Javier le miró asombrado.
—¿Tú crees?
Martín asintió.
—Tú mismo dices que es perfecta. Pequeña y del siglo XIII. Cualquiera puede acceder a ella —añadió—. Estuvimos allí más de media hora y no entró nadie. Saqué más de veinte fotos y nadie dijo nada. Me podía haber largado de allí con ella en una bolsa y solo se habrían enterado los que venían conmigo.
Javier escuchaba interesado lo que le estaba contando. Señaló de nuevo los papeles.
—Dibújame también dónde está la puerta y el recorrido por las calles del pueblo hasta llegar al templo.
Martín comenzó a dibujar los bocetos que su hermano le pedía. Javier, mientras tanto, seguía revisando las fotografías.
—¿Y esto? ¿También estaba dentro de la iglesia? No tiene un aspecto muy virginal que digamos.
Martín echó un vistazo a lo que le señalaba y se encontró con unos grandes y redondos ojos oscuros que le miraban embelesados y una fina boca color cereza. Había pillado a Luz con la punta de la lengua asomando entre sus labios. Estaba adorable.
—Eso es una de las chicas del grupo —dijo quitando importancia a la imagen.
A Javier le pareció que, a pesar de su aparente tranquilidad, el pulso de su hermanito se había acelerado. Se le quedó mirando con una media sonrisa en la cara, pero, al final, optó por seguir pasando fotos sin decir palabra. En la sala solo se oía el clic de la cámara cada vez que apretaba el botón y el roce de las hojas del periódico que leía su padre.
—Por lo que puedo ver, el grupo lo formabais tú y esta chica.
—Ya te he dicho que íbamos diez personas —aclaró Martín con brusquedad, sin levantar la cabeza de lo que dibujaba.
—Pues los demás se debían esconder cada vez que te veían porque no aparecen por ningún sitio —indicó divertido.

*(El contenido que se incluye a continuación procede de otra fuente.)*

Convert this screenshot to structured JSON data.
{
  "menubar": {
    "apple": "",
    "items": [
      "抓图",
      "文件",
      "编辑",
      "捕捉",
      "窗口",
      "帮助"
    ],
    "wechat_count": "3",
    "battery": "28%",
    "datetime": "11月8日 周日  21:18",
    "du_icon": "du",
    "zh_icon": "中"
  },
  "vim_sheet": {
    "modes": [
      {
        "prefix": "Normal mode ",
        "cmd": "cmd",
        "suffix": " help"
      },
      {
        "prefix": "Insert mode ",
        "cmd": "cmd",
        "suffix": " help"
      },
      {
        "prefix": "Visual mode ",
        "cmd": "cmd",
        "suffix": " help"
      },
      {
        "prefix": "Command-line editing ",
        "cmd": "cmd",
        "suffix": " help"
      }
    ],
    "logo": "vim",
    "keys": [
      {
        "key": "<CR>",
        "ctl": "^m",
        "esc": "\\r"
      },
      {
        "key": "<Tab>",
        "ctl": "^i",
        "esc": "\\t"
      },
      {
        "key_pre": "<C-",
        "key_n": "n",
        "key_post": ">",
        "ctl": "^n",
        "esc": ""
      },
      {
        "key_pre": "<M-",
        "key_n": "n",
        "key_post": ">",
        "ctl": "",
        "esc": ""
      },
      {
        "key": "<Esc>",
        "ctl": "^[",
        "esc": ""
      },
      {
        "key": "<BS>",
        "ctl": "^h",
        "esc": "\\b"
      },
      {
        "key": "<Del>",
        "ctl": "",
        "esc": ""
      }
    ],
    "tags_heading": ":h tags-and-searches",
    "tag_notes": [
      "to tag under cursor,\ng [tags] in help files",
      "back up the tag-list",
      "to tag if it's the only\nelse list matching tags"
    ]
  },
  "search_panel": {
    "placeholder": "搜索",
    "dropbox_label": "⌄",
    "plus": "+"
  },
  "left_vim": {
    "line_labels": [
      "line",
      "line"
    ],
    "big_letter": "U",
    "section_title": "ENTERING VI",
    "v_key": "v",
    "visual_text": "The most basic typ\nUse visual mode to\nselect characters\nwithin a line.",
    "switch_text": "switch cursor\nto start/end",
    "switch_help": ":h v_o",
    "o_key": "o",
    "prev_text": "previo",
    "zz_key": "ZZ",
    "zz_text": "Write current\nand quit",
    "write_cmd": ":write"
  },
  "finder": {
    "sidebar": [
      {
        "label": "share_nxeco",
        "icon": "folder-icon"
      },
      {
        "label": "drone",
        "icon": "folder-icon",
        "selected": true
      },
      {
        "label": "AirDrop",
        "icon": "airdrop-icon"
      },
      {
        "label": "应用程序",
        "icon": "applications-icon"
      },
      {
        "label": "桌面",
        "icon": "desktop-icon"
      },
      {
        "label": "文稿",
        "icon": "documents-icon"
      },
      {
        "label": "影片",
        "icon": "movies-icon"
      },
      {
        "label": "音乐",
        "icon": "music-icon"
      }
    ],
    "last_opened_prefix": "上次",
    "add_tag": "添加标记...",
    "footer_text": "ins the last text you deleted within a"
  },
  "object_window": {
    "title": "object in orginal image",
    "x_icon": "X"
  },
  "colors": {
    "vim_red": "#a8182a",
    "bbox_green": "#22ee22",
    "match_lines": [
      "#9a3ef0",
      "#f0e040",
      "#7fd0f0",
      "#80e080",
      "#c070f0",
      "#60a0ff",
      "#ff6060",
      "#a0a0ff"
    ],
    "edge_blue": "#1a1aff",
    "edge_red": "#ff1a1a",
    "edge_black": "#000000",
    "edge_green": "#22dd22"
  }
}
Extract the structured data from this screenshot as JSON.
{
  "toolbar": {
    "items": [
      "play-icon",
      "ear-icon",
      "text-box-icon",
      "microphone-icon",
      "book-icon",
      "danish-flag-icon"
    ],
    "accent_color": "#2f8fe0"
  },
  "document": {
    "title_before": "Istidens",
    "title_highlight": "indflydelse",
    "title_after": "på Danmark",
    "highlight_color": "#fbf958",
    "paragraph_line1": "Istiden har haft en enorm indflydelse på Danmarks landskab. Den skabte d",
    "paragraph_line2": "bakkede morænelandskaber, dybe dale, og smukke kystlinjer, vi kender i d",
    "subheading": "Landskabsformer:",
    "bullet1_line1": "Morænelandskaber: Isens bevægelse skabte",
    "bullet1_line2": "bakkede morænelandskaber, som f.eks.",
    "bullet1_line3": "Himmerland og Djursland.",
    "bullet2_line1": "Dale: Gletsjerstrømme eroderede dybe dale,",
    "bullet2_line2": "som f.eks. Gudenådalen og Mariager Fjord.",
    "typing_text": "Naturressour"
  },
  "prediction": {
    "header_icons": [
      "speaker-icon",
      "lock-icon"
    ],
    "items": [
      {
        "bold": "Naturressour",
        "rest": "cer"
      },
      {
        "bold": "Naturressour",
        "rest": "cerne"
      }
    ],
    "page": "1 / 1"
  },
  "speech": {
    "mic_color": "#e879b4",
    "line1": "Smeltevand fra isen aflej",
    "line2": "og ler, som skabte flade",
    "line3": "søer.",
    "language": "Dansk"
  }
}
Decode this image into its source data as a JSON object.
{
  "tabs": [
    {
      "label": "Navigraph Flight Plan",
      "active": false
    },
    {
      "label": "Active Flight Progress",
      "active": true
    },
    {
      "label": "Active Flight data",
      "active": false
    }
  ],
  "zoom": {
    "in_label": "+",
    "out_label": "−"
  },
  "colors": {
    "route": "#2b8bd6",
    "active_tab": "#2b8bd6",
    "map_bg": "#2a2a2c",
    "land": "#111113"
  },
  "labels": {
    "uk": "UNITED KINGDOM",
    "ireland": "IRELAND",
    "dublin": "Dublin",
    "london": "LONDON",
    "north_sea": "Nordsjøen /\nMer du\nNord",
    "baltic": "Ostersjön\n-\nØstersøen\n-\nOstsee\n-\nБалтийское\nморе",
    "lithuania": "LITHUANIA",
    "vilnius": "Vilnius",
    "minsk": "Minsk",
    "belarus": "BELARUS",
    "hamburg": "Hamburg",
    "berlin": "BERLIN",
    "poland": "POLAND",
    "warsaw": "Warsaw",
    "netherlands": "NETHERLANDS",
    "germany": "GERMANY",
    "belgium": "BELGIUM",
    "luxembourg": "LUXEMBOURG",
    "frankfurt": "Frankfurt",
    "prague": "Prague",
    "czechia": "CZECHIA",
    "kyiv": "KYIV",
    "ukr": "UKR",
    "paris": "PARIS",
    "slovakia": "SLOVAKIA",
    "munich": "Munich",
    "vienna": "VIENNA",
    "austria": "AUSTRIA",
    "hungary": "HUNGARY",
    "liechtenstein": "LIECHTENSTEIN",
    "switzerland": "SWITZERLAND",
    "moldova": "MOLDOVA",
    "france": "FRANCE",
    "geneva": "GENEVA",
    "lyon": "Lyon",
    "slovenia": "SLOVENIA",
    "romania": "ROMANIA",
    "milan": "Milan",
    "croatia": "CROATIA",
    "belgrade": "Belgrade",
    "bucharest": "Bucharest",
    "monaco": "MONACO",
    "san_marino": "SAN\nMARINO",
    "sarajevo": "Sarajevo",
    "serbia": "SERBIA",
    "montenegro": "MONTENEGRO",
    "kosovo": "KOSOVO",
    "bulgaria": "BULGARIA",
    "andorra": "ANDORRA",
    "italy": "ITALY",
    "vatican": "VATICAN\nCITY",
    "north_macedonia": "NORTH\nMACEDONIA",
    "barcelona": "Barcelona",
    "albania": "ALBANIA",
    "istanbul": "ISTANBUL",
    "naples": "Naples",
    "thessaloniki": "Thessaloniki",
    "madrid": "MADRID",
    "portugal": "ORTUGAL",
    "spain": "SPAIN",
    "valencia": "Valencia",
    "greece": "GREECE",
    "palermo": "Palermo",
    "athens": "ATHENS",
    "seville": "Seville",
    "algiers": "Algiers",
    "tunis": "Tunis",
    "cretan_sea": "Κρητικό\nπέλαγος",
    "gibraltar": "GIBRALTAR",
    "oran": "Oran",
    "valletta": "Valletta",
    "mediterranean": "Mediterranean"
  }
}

Martín le arrancó la máquina de las manos y comenzó a pasar las imágenes hacia atrás. Javier tenía razón. Luz sentada en el jardín de la casa rural. Luz en las escaleras leyendo la guía que le había prestado. Luz sonriendo. Luz andando. Luz mirando distraída hacia el horizonte. Luz apoyada en un muro. Luz de espaldas. Luz de pie. Sus ojos. Su pelo rojo. Su sonrisa.
La mayoría las había sacado desde la ventana de la habitación sin que ella se diera cuenta. Él estaba haciendo la maleta cuando le llamó la atención alguien que paseaba por el jardín. Era ella. Siguiendo un impulso, había cogido la cámara de encima de la cama, y le había echado unas cuantas instantáneas. A decir verdad, bastantes.
Se encogió de hombros antes de contestar.
—Había más gente. Lo prometo.
—Por lo que veo, le has hecho un Book completo —le incitó Javier.
A Martín le pasó por la cabeza aquella imagen femenina, que intentaba taparse con una toalla blanca que apenas cubría cincuenta centímetros de su cuerpo.
—No, completo no, faltan algunas —masculló entre dientes.
Javier se estaba divirtiendo mucho. Nunca había sabido nada de la vida amorosa de su hermano pequeño y aquello era lo más cercano que estaba de enterarse de algo. Observó el pelo de la chica de la imagen. Desde luego era muy original y ella parecía agradable.
No se imaginaba lo equivocado que podía estar.